100 lbs of Erythritol and 20 lbs of Turbinado Sugar were placed in a confectionery pan which had a direct fired heat source. Heat was applied until the material in the pan had the consistency of apple source and then the heat was turned off. A metal hoop was place in the pan to continually break up the mass as it cooled. The resulting particles were homogeneous

Example 17

Erythritol-Turbinado Sugar

A solid matrix of Erythritol and Trinado sugar was made as follows Weighing 4 kg of erythritol (Cargill Inc, Eridex) into a 10 gallon pot, weighting 1 kg of turbinado sugar (Sugar in the Raw) into the same pot, Dumping the contents into a Groen Electric Steam Kettle equipped with a scraper bland and a bridge breaker blade. Setting the steam pressure to 10 (steam pressure ˜41 psig) setting the agitator to 5. Measuring the power on the agitator. When the power peaks continue monitoring until it drops 10% remove heat and agitators, dump into pans allow to cool in ambient conditions for 1 hour grind to size in a Kitchen Aid mixer with a grain grinder attachment.

Example 17

Erythritol-Turbinado Sugar

100 lbs. of Erythritol and 20 lbs. of Turbinado Sugar were mixed and feed to a screw feeder. The feeder is 1 inch diameter and 3 feet long with a screw capable of transferring 20 kg/hr through the tube. The feeder is constructed or stainless steel and is jacketed with a 2 inch pipe with and inlet for 50 psig steam and an outlet of condensate. Dry blended erythritol and turbinado sugar are feed at one end and a slurry the consistency of apple sauce is discharged at the other end into pans. Steam pressure is adjusted to maintain the correct consistency by and operator. Alternatively the power required to drive the screw can be measured and used to control the steam pressure.

Example 18

Erythritol-Blueberry's

240 lb/hr of erythritol and 60 lb/hr of blueberries are feed to one end of a pipe that has a diameter of 3 inches and a length of 10 feet. A motor drive screw propels the material through the pipe.
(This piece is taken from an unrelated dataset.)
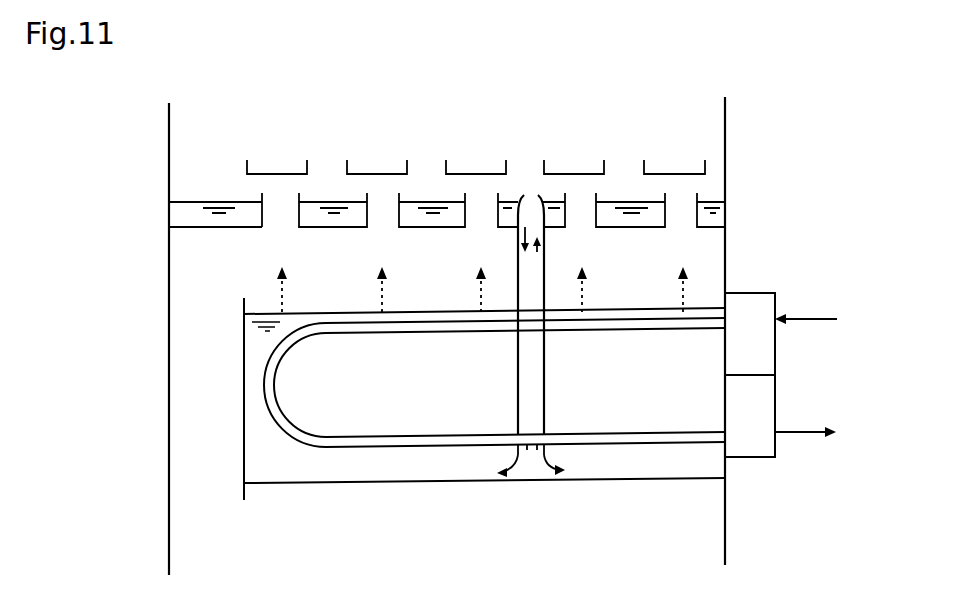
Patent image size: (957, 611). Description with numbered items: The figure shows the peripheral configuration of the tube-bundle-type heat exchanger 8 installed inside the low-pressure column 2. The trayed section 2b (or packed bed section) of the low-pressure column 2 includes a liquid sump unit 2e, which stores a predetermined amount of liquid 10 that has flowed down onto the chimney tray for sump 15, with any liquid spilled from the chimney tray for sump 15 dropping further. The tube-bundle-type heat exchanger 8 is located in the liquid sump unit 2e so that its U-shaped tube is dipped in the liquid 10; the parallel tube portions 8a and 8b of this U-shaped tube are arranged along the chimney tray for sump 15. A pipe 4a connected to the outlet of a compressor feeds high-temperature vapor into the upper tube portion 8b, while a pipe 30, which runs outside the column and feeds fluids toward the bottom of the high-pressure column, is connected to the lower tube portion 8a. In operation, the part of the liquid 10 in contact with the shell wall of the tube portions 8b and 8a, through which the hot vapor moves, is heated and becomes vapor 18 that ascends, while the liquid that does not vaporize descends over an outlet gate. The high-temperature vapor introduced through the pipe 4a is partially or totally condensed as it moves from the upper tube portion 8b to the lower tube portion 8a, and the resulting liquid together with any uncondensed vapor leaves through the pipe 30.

The pipe is wrapped with electrical resistance heaters and insulated. Heat is supplied to the pipe so as to partially melt the erythritol so that the material leaving the pipe is the consistency of apple sauce. Vents in the top of the pipe relieve the steam created from the water in the blueberries.

The scope of the present invention is not limited by the description, examples, and suggested uses herein and modifications can be made without departing from the spirit of the invention. Thus, it is intended that the present invention cover modifications and variations of this invention provided that they come within the scope of the appended claims and their equivalents. Unless otherwise defined, all technical and scientific terms used herein have the same meaning as commonly understood by one of ordinary skill in the art to which this invention pertains. All publications, patent applications, patents, and other references mentioned herein are incorporated by reference in their entirety. In case of conflict, the present specification, including definitions, will control.